Last Updated:Friday - 09/24/2010
February 12, 2001
Creating a new national dream
It's all about choices. In the 1870s and 1880s, Canada's federal government pushed to build a railroad across this country so that our nation could span the northern half of the continent. It was a remarkably expensive and bold endeavour. And it succeeded.
During the 1990s, a time of unprecedented prosperity, the Canadian government had a golden opportunity to vastly reduce the amount of poverty in this country. Instead it chose to cut social programs and health care in order to eliminate the deficit and to keep inflation at extremely low levels. There were other ways to eliminate the deficit, ways the government chose to ignore even though it would have meant sharing the burden more equitably.
In their Feb. 2 open letter to members of Parliament, the bishops of the social affairs commission call the 1990s "a squandered opportunity for social justice." A decade after the House of Commons had unanimously approved a resolution pledging to eliminate poverty among Canadian children, the number of children living in poverty had grown. This, despite our unprecedented prosperity.
The bishops also express one of the Bible's main principles for a good society: "The goods of the world are meant for everyone, with no one having the right to take more than they need at the expense of others." They also note the results of a major public opinion survey: "A large majority of Canadians continue to worry about moving toward a more divided society of haves and have-nots."

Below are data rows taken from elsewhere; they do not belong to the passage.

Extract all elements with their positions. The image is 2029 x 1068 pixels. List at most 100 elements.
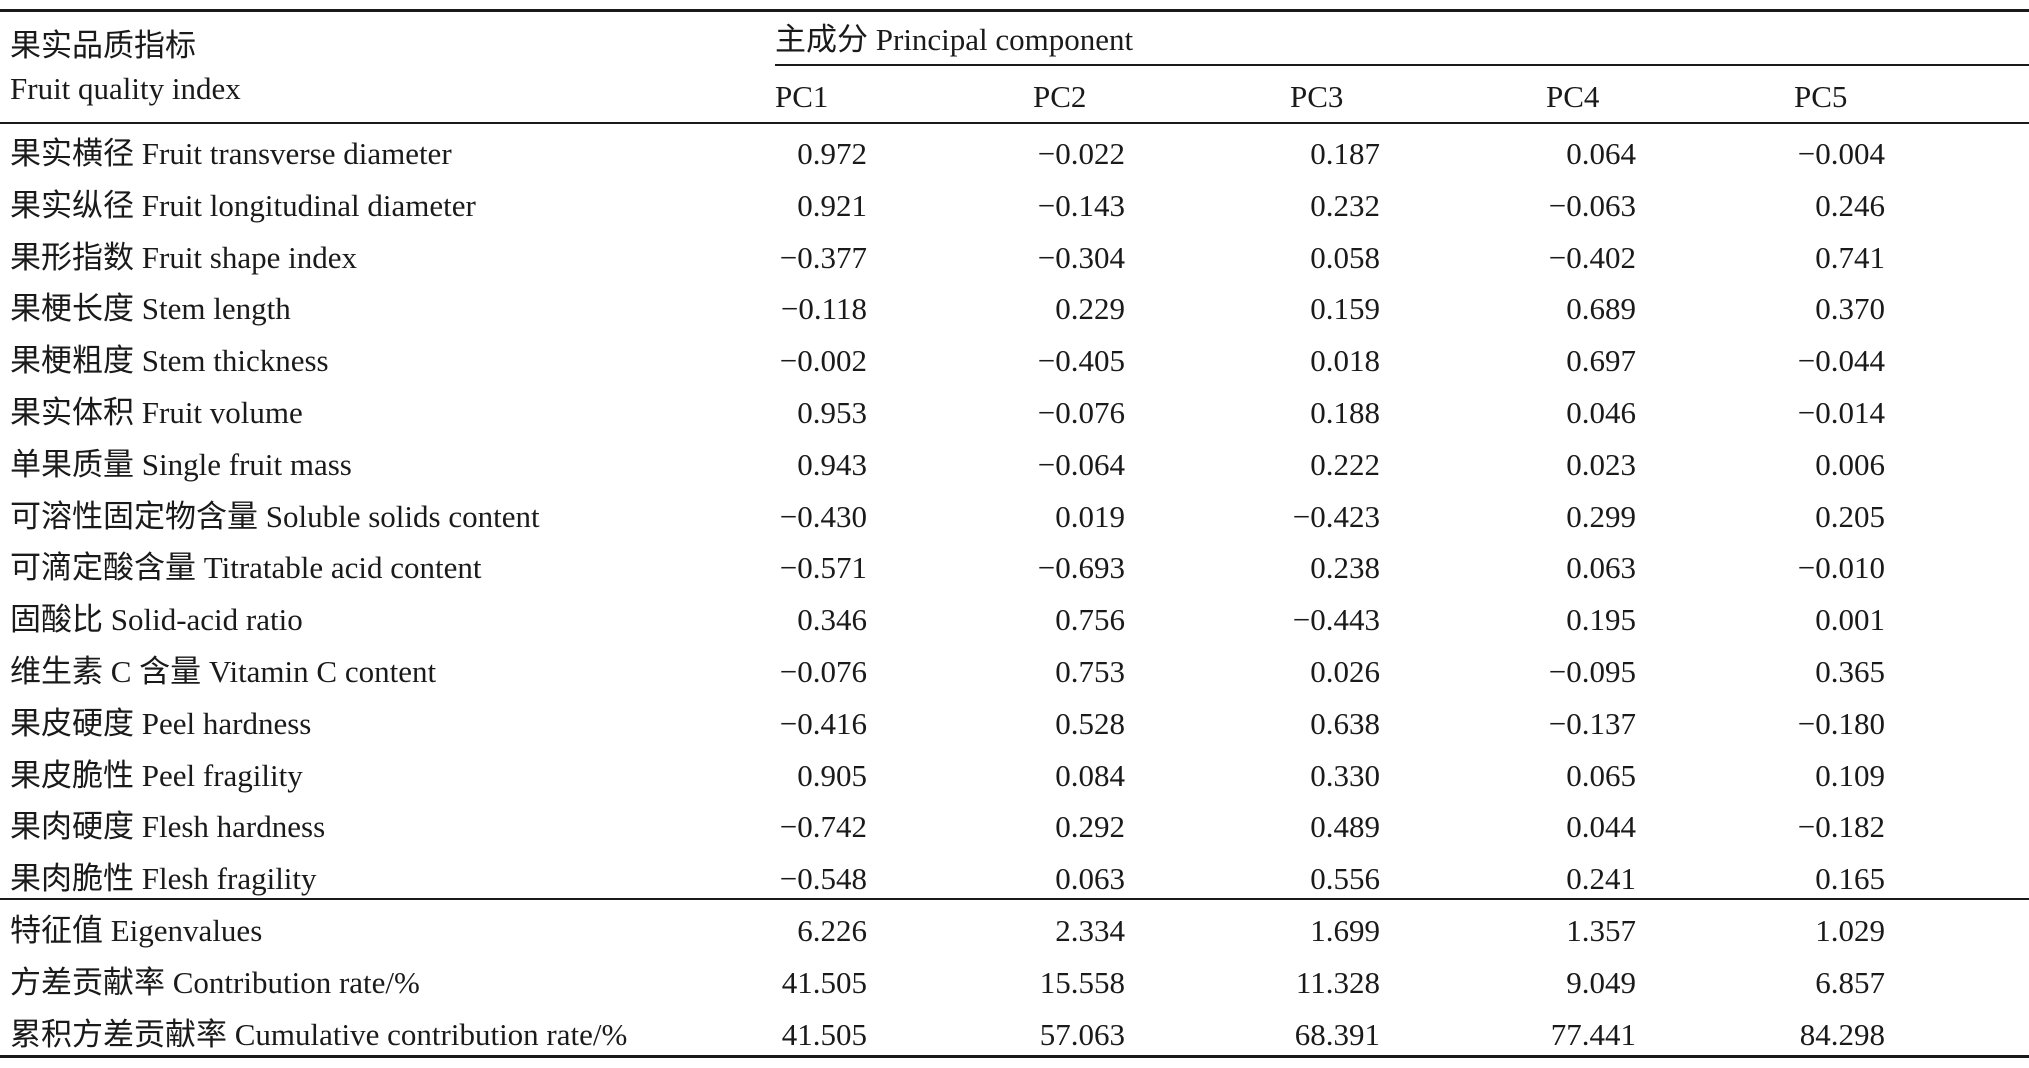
- data-row-value-pc3: 0.159: [1310, 291, 1380, 326]
- data-row-value-pc1: 0.972: [797, 136, 867, 171]
- bottom-rule: [0, 1055, 2029, 1058]
- summary-row-value-pc2: 15.558: [1039, 965, 1125, 1000]
- data-row-label: 果肉硬度 Flesh hardness: [10, 809, 326, 844]
- data-row-label: 可滴定酸含量 Titratable acid content: [10, 550, 482, 585]
- data-row-value-pc5: 0.109: [1815, 758, 1885, 793]
- index-header-zh: 果实品质指标: [10, 28, 196, 63]
- data-row-value-pc5: −0.004: [1797, 136, 1885, 171]
- data-row-value-pc3: −0.443: [1292, 602, 1380, 637]
- principal-component-header: 主成分 Principal component: [775, 22, 1134, 57]
- data-row-value-pc5: 0.001: [1815, 602, 1885, 637]
- data-row-value-pc5: 0.205: [1815, 499, 1885, 534]
- data-row-value-pc5: 0.365: [1815, 654, 1885, 689]
- data-row-value-pc4: 0.063: [1566, 550, 1636, 585]
- summary-row-value-pc2: 2.334: [1055, 913, 1125, 948]
- data-row-value-pc4: 0.299: [1566, 499, 1636, 534]
- data-row-value-pc3: 0.188: [1310, 395, 1380, 430]
- data-row-value-pc5: −0.010: [1797, 550, 1885, 585]
- summary-row-value-pc3: 11.328: [1295, 965, 1380, 1000]
- data-row-value-pc5: −0.182: [1797, 809, 1885, 844]
- data-row-value-pc2: 0.292: [1055, 809, 1125, 844]
- pc-group-rule: [775, 64, 2029, 66]
- data-row-label: 果实纵径 Fruit longitudinal diameter: [10, 188, 476, 223]
- data-row-label: 果实横径 Fruit transverse diameter: [10, 136, 452, 171]
- data-row-value-pc4: −0.063: [1548, 188, 1636, 223]
- summary-row-label: 累积方差贡献率 Cumulative contribution rate/%: [10, 1017, 628, 1052]
- data-row-value-pc4: 0.697: [1566, 343, 1636, 378]
- data-row-value-pc1: −0.742: [779, 809, 867, 844]
- data-row-label: 果梗长度 Stem length: [10, 291, 291, 326]
- summary-row-value-pc5: 84.298: [1799, 1017, 1885, 1052]
- data-row-value-pc3: 0.222: [1310, 447, 1380, 482]
- data-row-value-pc1: −0.076: [779, 654, 867, 689]
- data-row-value-pc3: 0.018: [1310, 343, 1380, 378]
- data-row-label: 可溶性固定物含量 Soluble solids content: [10, 499, 540, 534]
- data-row-value-pc1: 0.921: [797, 188, 867, 223]
- data-row-value-pc1: 0.943: [797, 447, 867, 482]
- data-row-value-pc2: 0.756: [1055, 602, 1125, 637]
- data-row-value-pc2: −0.304: [1037, 240, 1125, 275]
- summary-row-value-pc3: 1.699: [1310, 913, 1380, 948]
- data-row-value-pc2: −0.143: [1037, 188, 1125, 223]
- data-row-value-pc2: 0.019: [1055, 499, 1125, 534]
- data-row-value-pc3: 0.330: [1310, 758, 1380, 793]
- summary-row-label: 方差贡献率 Contribution rate/%: [10, 965, 420, 1000]
- data-row-value-pc3: 0.489: [1310, 809, 1380, 844]
- data-row-value-pc1: −0.548: [779, 861, 867, 896]
- data-row-value-pc1: −0.002: [779, 343, 867, 378]
- index-header-en: Fruit quality index: [10, 71, 241, 106]
- data-row-label: 固酸比 Solid-acid ratio: [10, 602, 303, 637]
- data-row-value-pc4: −0.137: [1548, 706, 1636, 741]
- data-row-value-pc3: 0.058: [1310, 240, 1380, 275]
- data-row-label: 果皮脆性 Peel fragility: [10, 758, 303, 793]
- data-row-value-pc4: −0.402: [1548, 240, 1636, 275]
- summary-divider-rule: [0, 898, 2029, 900]
- data-row-label: 果实体积 Fruit volume: [10, 395, 303, 430]
- data-row-value-pc1: 0.953: [797, 395, 867, 430]
- data-row-value-pc3: 0.638: [1310, 706, 1380, 741]
- data-row-value-pc4: −0.095: [1548, 654, 1636, 689]
- data-row-value-pc4: 0.023: [1566, 447, 1636, 482]
- data-row-value-pc3: −0.423: [1292, 499, 1380, 534]
- data-row-label: 维生素 C 含量 Vitamin C content: [10, 654, 437, 689]
- data-row-value-pc2: 0.229: [1055, 291, 1125, 326]
- summary-row-value-pc4: 77.441: [1550, 1017, 1636, 1052]
- data-row-value-pc5: −0.180: [1797, 706, 1885, 741]
- data-row-value-pc4: 0.195: [1566, 602, 1636, 637]
- summary-row-value-pc4: 1.357: [1566, 913, 1636, 948]
- summary-row-value-pc1: 41.505: [781, 1017, 867, 1052]
- data-row-label: 果皮硬度 Peel hardness: [10, 706, 312, 741]
- data-row-value-pc3: 0.232: [1310, 188, 1380, 223]
- data-row-value-pc5: −0.014: [1797, 395, 1885, 430]
- data-row-value-pc5: 0.165: [1815, 861, 1885, 896]
- col-header-pc3: PC3: [1290, 79, 1344, 114]
- data-row-value-pc4: 0.044: [1566, 809, 1636, 844]
- top-rule: [0, 9, 2029, 12]
- data-row-value-pc3: 0.238: [1310, 550, 1380, 585]
- data-row-value-pc1: 0.905: [797, 758, 867, 793]
- data-row-value-pc4: 0.046: [1566, 395, 1636, 430]
- data-row-value-pc4: 0.065: [1566, 758, 1636, 793]
- data-row-value-pc3: 0.556: [1310, 861, 1380, 896]
- summary-row-value-pc1: 6.226: [797, 913, 867, 948]
- data-row-value-pc3: 0.026: [1310, 654, 1380, 689]
- data-row-label: 果肉脆性 Flesh fragility: [10, 861, 317, 896]
- col-header-pc1: PC1: [775, 79, 829, 114]
- data-row-value-pc5: −0.044: [1797, 343, 1885, 378]
- data-row-value-pc4: 0.241: [1566, 861, 1636, 896]
- data-row-value-pc5: 0.370: [1815, 291, 1885, 326]
- summary-row-value-pc5: 6.857: [1815, 965, 1885, 1000]
- data-row-value-pc1: 0.346: [797, 602, 867, 637]
- data-row-value-pc1: −0.416: [779, 706, 867, 741]
- summary-row-label: 特征值 Eigenvalues: [10, 913, 263, 948]
- summary-row-value-pc3: 68.391: [1294, 1017, 1380, 1052]
- summary-row-value-pc5: 1.029: [1815, 913, 1885, 948]
- data-row-label: 果梗粗度 Stem thickness: [10, 343, 329, 378]
- data-row-value-pc1: −0.377: [779, 240, 867, 275]
- data-row-value-pc2: −0.693: [1037, 550, 1125, 585]
- data-row-value-pc2: −0.064: [1037, 447, 1125, 482]
- data-row-value-pc4: 0.689: [1566, 291, 1636, 326]
- col-header-pc5: PC5: [1794, 79, 1848, 114]
- col-header-pc2: PC2: [1033, 79, 1087, 114]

The obvious question arises: Why, if the principles of justice call for greater economic equity, if the vast majority of Canadians want to see such equity and if the House of Commons unanimously wants to eliminate child poverty, are we going in the opposite direction? Why is there a growing gap between rich and poor?

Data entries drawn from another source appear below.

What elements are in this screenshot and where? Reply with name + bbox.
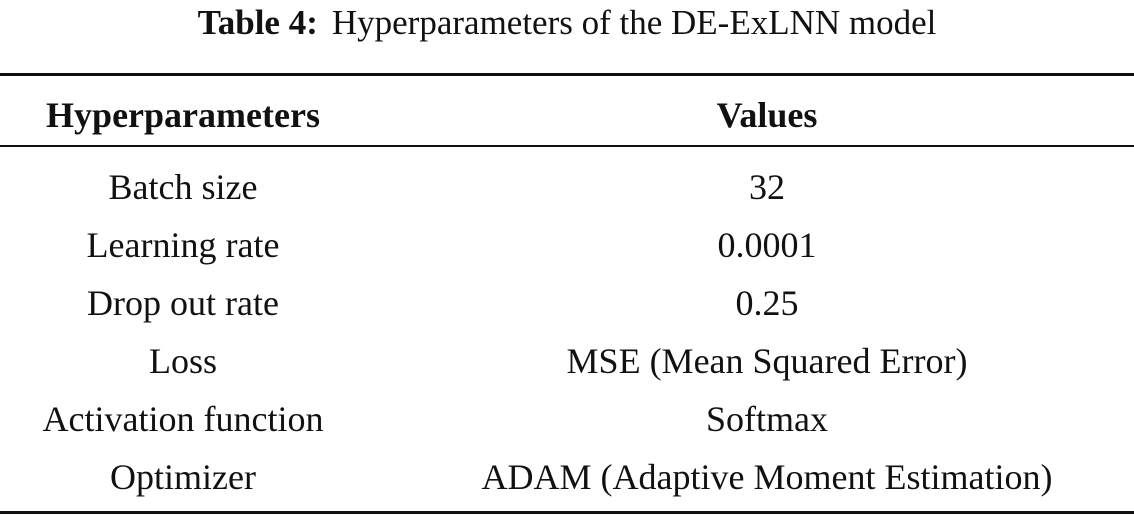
table-header-row: Hyperparameters Values bbox=[0, 86, 1134, 144]
row-hyperparameter: Optimizer bbox=[110, 457, 256, 497]
row-value: 32 bbox=[749, 167, 785, 207]
table-row: Batch size 32 bbox=[0, 158, 1134, 216]
table-row: Activation function Softmax bbox=[0, 390, 1134, 448]
table-caption-text: Hyperparameters of the DE-ExLNN model bbox=[331, 3, 937, 42]
row-value: 0.0001 bbox=[717, 225, 817, 265]
row-hyperparameter: Loss bbox=[148, 341, 217, 381]
table-row: Drop out rate 0.25 bbox=[0, 274, 1134, 332]
row-hyperparameter: Batch size bbox=[108, 167, 258, 207]
table-row: Optimizer ADAM (Adaptive Moment Estimati… bbox=[0, 448, 1134, 506]
table-top-rule bbox=[0, 73, 1134, 76]
row-hyperparameter: Activation function bbox=[42, 399, 324, 439]
table-row: Learning rate 0.0001 bbox=[0, 216, 1134, 274]
header-hyperparameters: Hyperparameters bbox=[46, 95, 320, 135]
table-header-rule bbox=[0, 145, 1134, 147]
row-value: Softmax bbox=[706, 399, 828, 439]
row-value: 0.25 bbox=[735, 283, 799, 323]
table-row: Loss MSE (Mean Squared Error) bbox=[0, 332, 1134, 390]
row-value: ADAM (Adaptive Moment Estimation) bbox=[481, 457, 1053, 497]
header-values: Values bbox=[716, 95, 818, 135]
row-value: MSE (Mean Squared Error) bbox=[566, 341, 968, 381]
table-caption-label: Table 4: bbox=[197, 3, 318, 42]
row-hyperparameter: Learning rate bbox=[86, 225, 280, 265]
table-caption: Table 4: Hyperparameters of the DE-ExLNN … bbox=[0, 0, 1134, 46]
row-hyperparameter: Drop out rate bbox=[87, 283, 279, 323]
table-bottom-rule bbox=[0, 511, 1134, 514]
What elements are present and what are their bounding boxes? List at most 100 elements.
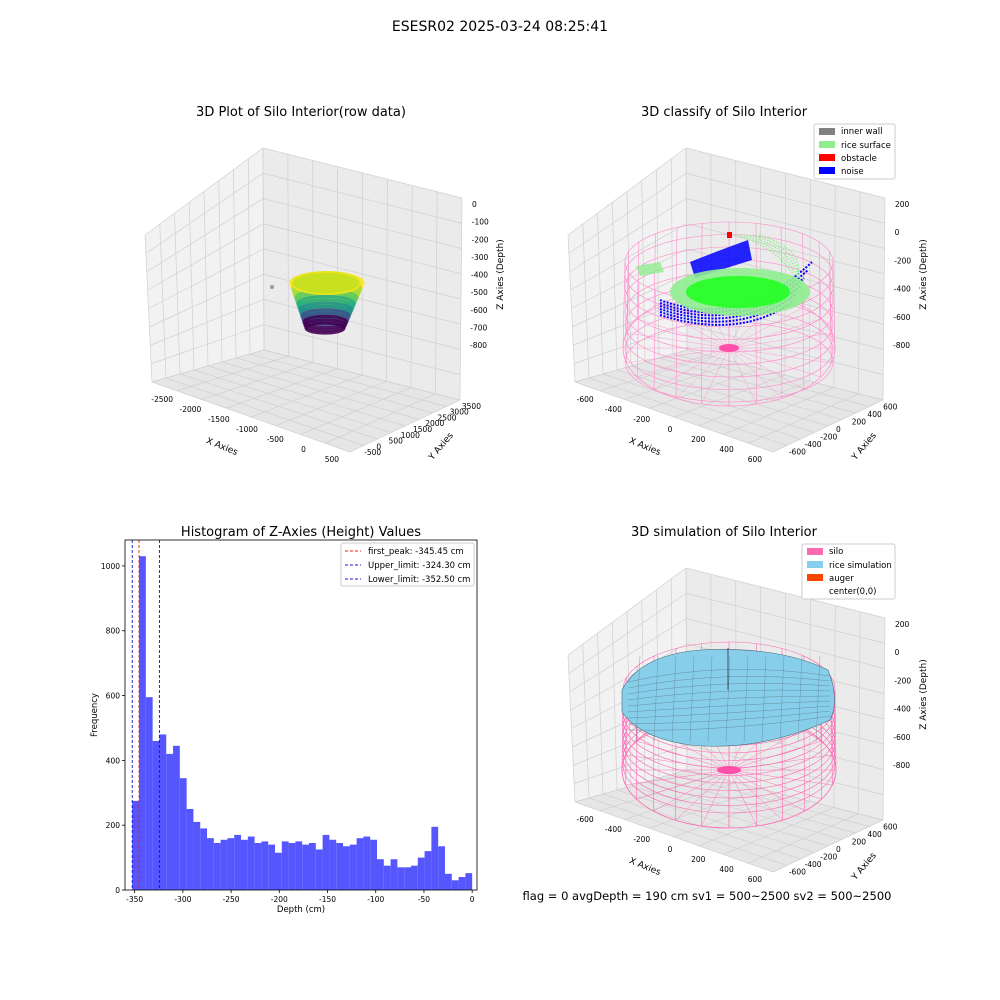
p4-grid-floor [698,800,810,847]
p1-pane-left [145,148,264,382]
p2-xtick-label: 0 [668,425,673,434]
p2-silo-spoke [728,347,821,378]
p2-silo-strut [818,281,822,378]
p1-ztick-label: -200 [472,235,489,244]
p4-rice-mesh-line [627,705,831,719]
histogram-xtick-label: -50 [418,895,430,904]
p2-grid-left [569,198,687,273]
p4-silo-spoke [728,769,805,812]
p1-grid-left [144,147,264,236]
p4-rice-mesh-line [627,669,831,683]
p2-xtick-label: 200 [691,435,706,444]
p4-rice-mesh-line [797,655,803,743]
p4-silo-spoke [675,769,730,821]
p2-ytick-label: -600 [789,447,806,456]
p4-grid-floor [723,807,835,855]
p4-xtick-label: 200 [691,855,706,864]
histogram-ytick-label: 400 [106,756,121,765]
p4-rice-mesh-line [627,715,831,731]
histogram-bar [268,844,276,890]
p4-grid-left [570,643,687,711]
p2-silo-strut [636,241,640,320]
p1-grid-left [233,169,237,359]
p2-grid-right [686,223,885,275]
p2-silo-strut [780,296,783,399]
p4-silo-spoke [728,769,783,821]
p2-rice-surface-edge [636,262,664,276]
p4-ztick-label: 200 [895,620,910,629]
p2-silo-strut [653,290,656,390]
histogram-bar [444,873,452,890]
p4-rice-mesh-line [671,655,677,743]
p1-grid-right [263,172,462,224]
p2-ztick-label: 200 [895,200,910,209]
p2-grid-left [670,158,674,355]
histogram-bar [309,843,316,890]
p2-grid-right [686,198,885,249]
histogram-bar [159,734,167,890]
histogram-ylabel: Frequency [90,693,100,737]
p2-grid-left [571,248,687,309]
histogram-bar [207,838,214,890]
histogram-bar [410,865,418,890]
p2-silo-spoke [728,347,783,399]
histogram-ytick-label: 0 [115,886,120,895]
legend-label-first-peak: first_peak: -345.45 cm [368,547,464,557]
p4-silo-spoke [728,728,805,771]
p4-silo-strut [834,689,837,771]
p2-silo-strut [829,272,832,364]
legend-swatch-rice-simulation [807,561,823,568]
p1-xtick-label: -500 [267,435,284,444]
p1-ytick-label: 0 [376,442,381,451]
p1-xtick-label: 0 [301,445,306,454]
p1-ztick-label: -300 [471,253,488,262]
p4-grid-right [685,567,886,619]
histogram-ytick-label: 600 [106,692,121,701]
histogram-ytick-label: 200 [106,821,121,830]
panel3-title: Histogram of Z-Axies (Height) Values [181,525,421,540]
p2-grid-floor [658,357,856,414]
p2-silo-spoke [626,347,730,364]
p2-silo-strut [829,251,832,333]
legend-label-noise: noise [841,167,864,177]
histogram-bar [193,821,201,890]
histogram-xtick-label: -250 [223,895,240,904]
p4-grid-left [568,592,687,674]
p4-grid-right [686,592,885,644]
histogram-xtick-label: 0 [470,895,475,904]
status-footer: flag = 0 avgDepth = 190 cm sv1 = 500~250… [523,889,892,903]
p4-ztick-label: -800 [893,761,910,770]
p2-silo-strut [626,251,629,333]
p1-surface-top [291,271,361,295]
p4-grid-right [686,618,885,669]
histogram-xtick-label: -200 [271,895,288,904]
p2-ytick-label: 400 [867,410,882,419]
p2-rice-surface-arc [734,234,806,301]
p1-xtick-label: -1000 [236,425,258,434]
legend-swatch-rice-surface [819,141,835,148]
p4-rice-mesh-line [627,676,831,689]
p1-pane-floor [152,350,460,452]
p2-silo-strut [636,281,640,378]
histogram-bar [329,839,337,890]
p4-xtick-label: -200 [633,835,650,844]
p4-rice-mesh-line [779,655,785,743]
histogram-bar [315,849,323,890]
p4-silo-strut [653,723,655,812]
p2-ztick-label: -400 [894,285,911,294]
legend-swatch-obstacle [819,154,835,161]
p4-ytick-label: 200 [852,838,867,847]
panel1-title: 3D Plot of Silo Interior(row data) [196,105,406,120]
p2-grid-right [686,172,885,224]
p2-grid-right [809,179,811,382]
histogram-ytick-label: 1000 [101,562,120,571]
p4-grid-right [833,605,836,808]
p2-ytick-label: 600 [883,403,898,412]
p4-silo-spoke [728,740,822,771]
p1-grid-right [435,191,438,394]
p4-silo-spoke [728,769,822,800]
p1-xlabel: X Axies [204,436,239,458]
p2-silo-spoke [728,306,805,349]
panel2-legend: inner wall rice surface obstacle noise [813,123,896,180]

We may find an answer starting with the newspaper article that says corporate donors are pressuring the Canadian Alliance and the federal Tories to unite into one federal party. During the recent election campaign these two parties treated each other with disdain and had significantly different platforms. When the now-defunct Reform Party was pushing the Tories to form a "united alternative," Tory leader Joe Clark scorned the entreaties.
What has changed is that now corporate donors are threatening to withhold campaign contributions until the two parties unite. That seems to have been enough to bring Clark to do an about-face. And, more importantly, it shows the extent to which big corporations control the Canadian political process.

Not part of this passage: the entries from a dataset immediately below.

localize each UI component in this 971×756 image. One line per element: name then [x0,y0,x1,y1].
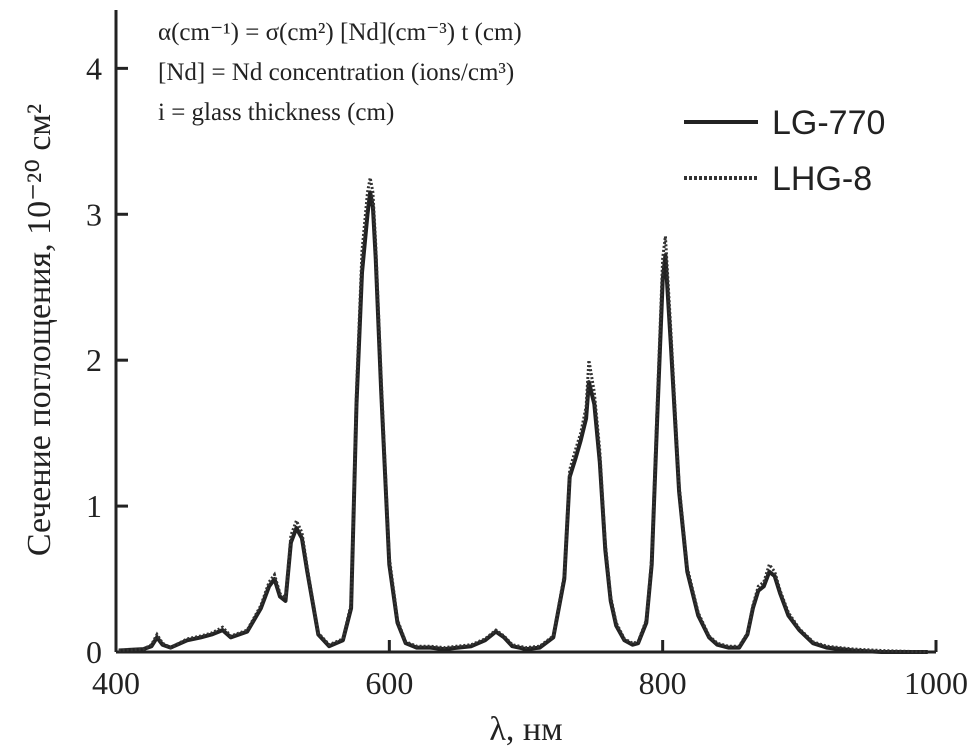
legend: LG-770 LHG-8 [684,104,885,198]
annotation-block: α(cm⁻¹) = σ(cm²) [Nd](cm⁻³) t (cm) [Nd] … [158,19,522,126]
x-axis-label: λ, нм [489,711,562,748]
y-tick-label: 0 [86,634,102,670]
series-line-lg-770 [118,190,928,654]
x-tick-label: 800 [639,665,687,701]
legend-label-lhg-8: LHG-8 [772,160,872,198]
annotation-thickness: i = glass thickness (cm) [158,99,394,126]
y-tick-label: 2 [86,342,102,378]
ticks [114,66,938,654]
series-line-lhg-8 [118,177,928,654]
y-tick-label: 1 [86,488,102,524]
y-tick-label: 3 [86,196,102,232]
y-tick-label: 4 [86,50,102,86]
x-tick-label: 1000 [904,665,968,701]
legend-label-lg-770: LG-770 [772,104,885,142]
x-tick-label: 400 [92,665,140,701]
series-group [118,177,928,654]
annotation-nd: [Nd] = Nd concentration (ions/cm³) [158,59,514,86]
y-axis-label: Сечение поглощения, 10⁻²⁰ см² [21,104,58,556]
axes [114,10,936,654]
x-tick-label: 600 [365,665,413,701]
annotation-formula: α(cm⁻¹) = σ(cm²) [Nd](cm⁻³) t (cm) [158,19,522,46]
tick-labels: 400 600 800 1000 0 1 2 3 4 [86,50,968,701]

It is evident that if we want a government that respects the interests of the majority of the people, rather than those of Bay Street, we will need major election financing reform. We might also do well to move towards some form of proportional representation in Parliament so that all votes cast in an election are represented in Parliament and political parties of markedly different views are not coerced into uniting on the basis of their lowest common denominator.
In short, we need a government that treats corporate interests in proper perspective and not as an overwhelmingly dominant special interest that tends to cancel out the will of the people.
Poverty in Canada is a shame. We do not have the same baggage of ethnic or tribal warfare, an entrenched landed aristocracy, or a lack of education or natural resources that have produced poverty in other nations. Canada has no excuses. Indeed, we can even believe that MPs were sincere when they voted to eliminate child poverty. Unfortunately, we have an economic system that, left to its own resources, will create poverty and a political leadership that is all too beholden to its economic masters.
But . . . we can choose to change that. Just as Canadians built a railway from sea to sea, so too can they complete a project that ends child poverty. This, indeed, would be a far nobler goal. All we need is the leadership to make this national desire a reality.